Hot 8 Brass Band – Vicennial – 20 years of the Hot 8 Brass Band
(TruThoughts TRUCD/LP318. Review by Daniel Bergsagel)
Oh, the memories. As a rookie structural engineer in 2007 one of my less glamorous tasks was to recalibrate the office’s vibration instrumentation equipment.Locked away in a basement for two weeks becoming vitamin D deficient, my supervisor took pity and left me some CDs to keep me entertained. Listening to Rock With the Hot 8 on repeat just after its Tru Thoughts release shaped my musical tastes forever, and Vicennial… is a glorious celebration of 20 years of the Hot 8 – an album of nostalgia for the band as well as for me.
As with most Hot 8 songs, the album opens with the rumblings of leader Bennie Pete’s sousaphone and the passionate cries and claps of his band on What’s My Name (Rock with the Hot 8), full of irresistible participation. Its the song with which they carved their niche, mixing powerful brass with hip hop and funk references from P-Funk and Dr Dre. Vicennial pulls strongly from that debut album of the same name, with the first three tunes revisiting the material but with a less instrumental, more vocal approach than the originals: Get Up has a sparser arrangement leaving more time for percussion and vocals and less for close horn harmonies; Sexual Healing a short snippet of a reminder of their success, weighing in at a poppy under 3 minutes long.
With these Hot 8 hits come some new recordings too. Royal Garden Blues is a tight Dixieland classic written nearly a century ago with neat solos and a Big Easy feel, closely followed by the rare non-brass band ripple of Blaxploitation guitar at the beginning of new storming soul cover Papa was a Rolling Stone, complete with an excellent vocal performance from Frank Wricks. There’s also the more restrained colliery band feel arrangement of another70s Temptations hit Just My Imagination.

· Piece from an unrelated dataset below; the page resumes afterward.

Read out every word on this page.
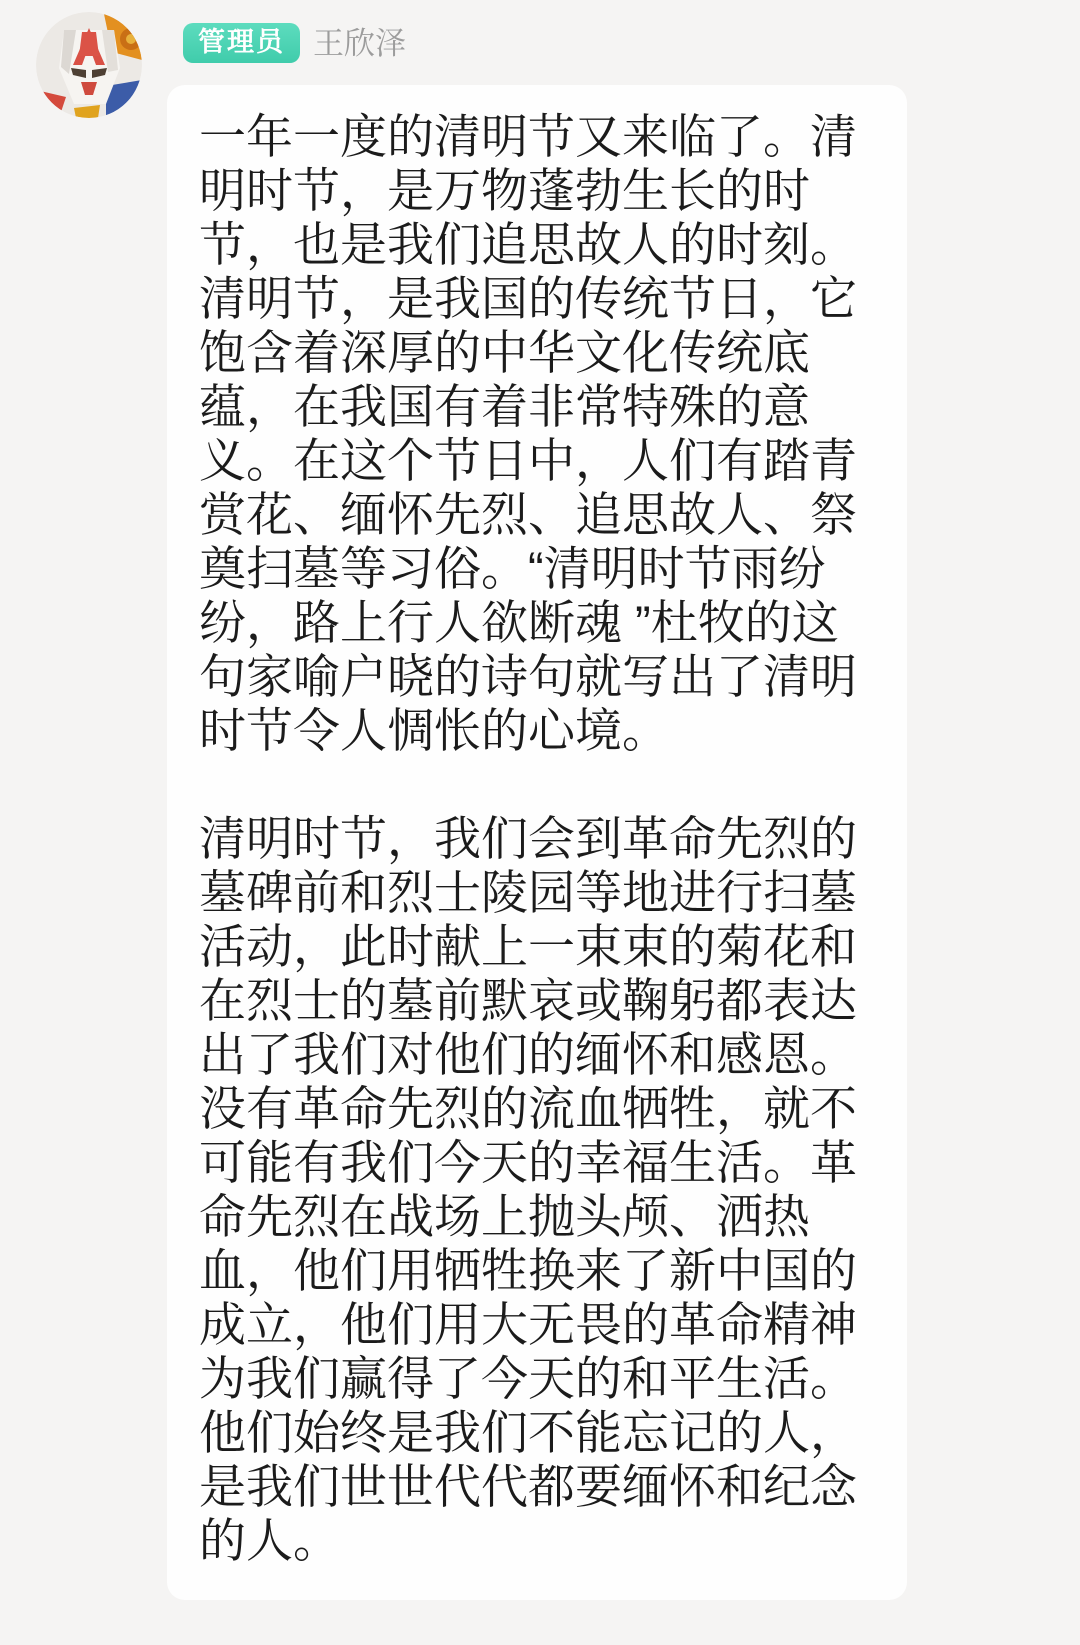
管理员 王欣泽

一年一度的清明节又来临了。清明时节，是万物蓬勃生长的时节，也是我们追思故人的时刻。清明节，是我国的传统节日，它饱含着深厚的中华文化传统底蕴，在我国有着非常特殊的意义。在这个节日中，人们有踏青赏花、缅怀先烈、追思故人、祭奠扫墓等习俗。“清明时节雨纷纷，路上行人欲断魂 ”杜牧的这句家喻户晓的诗句就写出了清明时节令人惆怅的心境。

清明时节，我们会到革命先烈的墓碑前和烈士陵园等地进行扫墓活动，此时献上一束束的菊花和在烈士的墓前默哀或鞠躬都表达出了我们对他们的缅怀和感恩。没有革命先烈的流血牺牲，就不可能有我们今天的幸福生活。革命先烈在战场上抛头颅、洒热血，他们用牺牲换来了新中国的成立，他们用大无畏的革命精神为我们赢得了今天的和平生活。他们始终是我们不能忘记的人，是我们世世代代都要缅怀和纪念的人。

Like all good retrospectives they don’t only return to their debut album, there are also high energy trips to their previous release Tombstone, and an ode to home from The Life and Times Of…. Vicennial… feels as much a celebration of the band’s music as of the band’s resilience, having stayed together even though four band members lost their lives and one his legs. Of those missing perhaps most telling is the lasting legacy of former trombonist Joseph Williams on the band. In memoriam his grandmother sings trad classic We Shall Walk Through the Streets of the City, joined by an uncle and his brother in the band, but its in his two creative contributions that he left his mark. The irresistable triumphant swagger of Williams original Rastafunk is very much the essence of the genre-hopping Hot 8, here switching into a beautifully clean brass arrangement of Stevie Wonder’s The Break of Dawn – It’s Real a ground swell of soaring trumpets and groaning trombones.
Vicennial… is not a polished recording – its simple, raw and soulful and revels in its low-tech one-take authenticity. As an anniversary retrospective it certainly has one foot firmly planted in the glorious past. Yet its also a reminder of the musical landscape they, along with Youngblood brassband have helped shape and popularise the funk hip hop brass-band sound in the US and beyond, with bands like Riot Jazz, Hackney Colliery Band,Young Pilgrims and Brass Funkeys popping up over the UK in Manchester, Scotland and London.
The Hot 8 brass band are on tour in the UK until the 10th of November when they finish at their home from home London venue The Garage (Details). For those who enjoy boisterous brass band boogies you’d be fool to miss them.